Radiation therapy plays an important role in the treatment of head and neck cancer. Osteoradionecrosis (ORN) is a late complication of radiation exposure, classically presenting as exposed bone through an opening in the overlying skin or mucosa, persisting as a non-healing wound for 3 months or more. Patients who develop ORN usually experience the full spectrum of collateral damage from radiation therapy (i.e. xerostomia, chronic trismus, dysguesia, dysphagia, decreased tongue mobility). These problems, in addition to the neuropathic pain and chronic drainage from super-infection, can leave patients physically and emotionally disabled Although numerous studies have examined the effects of surgical and/or chemoradiotherapy on quality of life (QOL), only one study to date has examined QOL after surgical treatment for ORN in a standardized fashion.
The classic treatment algorithm by Marx often involves multiple debridements and hyperbaric oxygen (HBO) therapy. In this algorithm, advanced (Stage III) ORN patients are treated with a staged resection and reconstruction which can leave patients further disabled during the interim period. In recent years, microvascular surgical techniques have improved tremendously. Success rates of free tissue transfer have been quoted as high as 98% in the literature. Additionally, imaging studies have also improved tremendously with the advent of high resolution computed tomography (CT) scanning. In this study, the authors review a case series of 47 patients over 6 years at Beth Israel Medical Centre. They discuss their management algorithm for patients with advanced ORN and the patient’s perceived functional outcomes after treatment, including normalcy of diet, eating in public, speech intelligibility, resolution of trismus, presence of pain and QOL.
Materials and methods
A cross sectional review of 42 patients with advanced ORN managed over the past 6 years at Beth Israel Medical Centre was conducted to identify potential patients for a telephone survey.
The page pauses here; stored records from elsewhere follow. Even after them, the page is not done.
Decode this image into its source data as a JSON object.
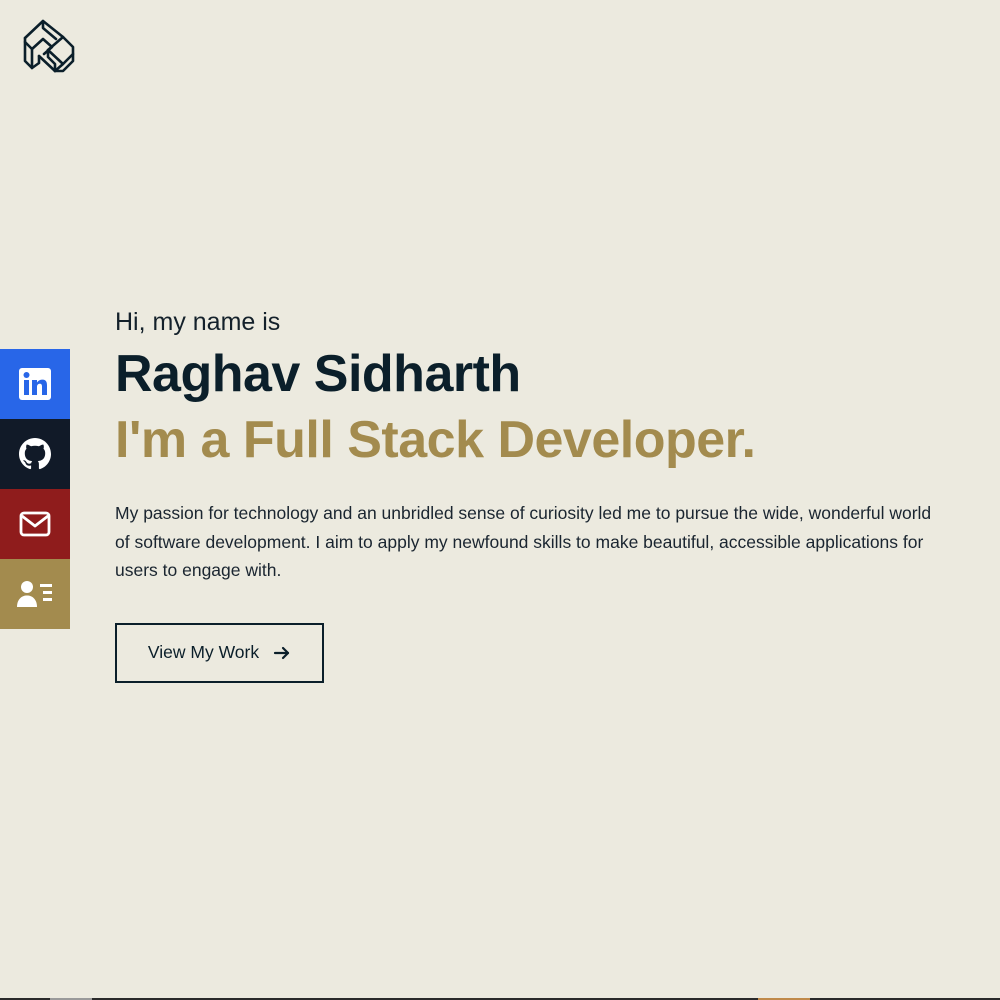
{
  "brand": {
    "logo_icon": "monogram-r-logo-icon"
  },
  "social": {
    "items": [
      {
        "name": "linkedin",
        "icon": "linkedin-icon",
        "color": "#2866e8"
      },
      {
        "name": "github",
        "icon": "github-icon",
        "color": "#111a28"
      },
      {
        "name": "email",
        "icon": "mail-icon",
        "color": "#8f1c1c"
      },
      {
        "name": "resume",
        "icon": "contact-card-icon",
        "color": "#a38b4e"
      }
    ]
  },
  "hero": {
    "greeting": "Hi, my name is",
    "name": "Raghav Sidharth",
    "role": "I'm a Full Stack Developer.",
    "bio": "My passion for technology and an unbridled sense of curiosity led me to pursue the wide, wonderful world of software development. I aim to apply my newfound skills to make beautiful, accessible applications for users to engage with.",
    "cta_label": "View My Work",
    "cta_icon": "arrow-right-icon"
  },
  "colors": {
    "background": "#eceadf",
    "primary_text": "#0b1f2a",
    "accent": "#a38b4e"
  }
}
This study was approved by the Institutional Review Board and all patients who were able to be reached provided consent to participate. All patients had Marx Stage III ORN. All patients were treated with a segmental mandibulectomy and free flap reconstruction. Charts were reviewed to determine location of disease utilizing the mandibular defect classification system described by Urken et al. ( Fig. 1 ), prior HBO therapy, extent of resection, type of flap used for reconstruction, complications (i.e. flap failure, exposed hardware), dental rehabilitation (extractions, implants, tissue borne or implant borne prosthesis), and length of follow-up. The telephone survey included administration of the Performance Status Scale (PSS). All domains of the PSS, including normalcy of diet, eating in public and understandability of speech, were obtained by one clinician (CL) questioning the patient. Survey information also included patient-reported approximate percentage oral nutrition, subjective pain level on a 1–10 scale, and the presence of trismus. The Karnofsky Performance Status (KPS) Scale Index was completed by CL, based on the telephone interview information, to classify the functional impairment. All patients who underwent the telephone survey were mailed paper QOL questionnaires including the Speech Handicap Index (SHI), European Organization for Research and Treatment of Cancer Quality of life Questionnaire-H&N 35 (EORTC H&N35), and the Eating Assessment Tool (EAT-10). For further clarification, the speech-language pathologist (SLP) evaluation of performance status using the PSS and KPS scale was completed via a telephone survey ( n = 30, i.e. 71% response rate) whereas the patient-rated QOL assessment was done using results of a postal survey ( n = 18, i.e. 60% response rate).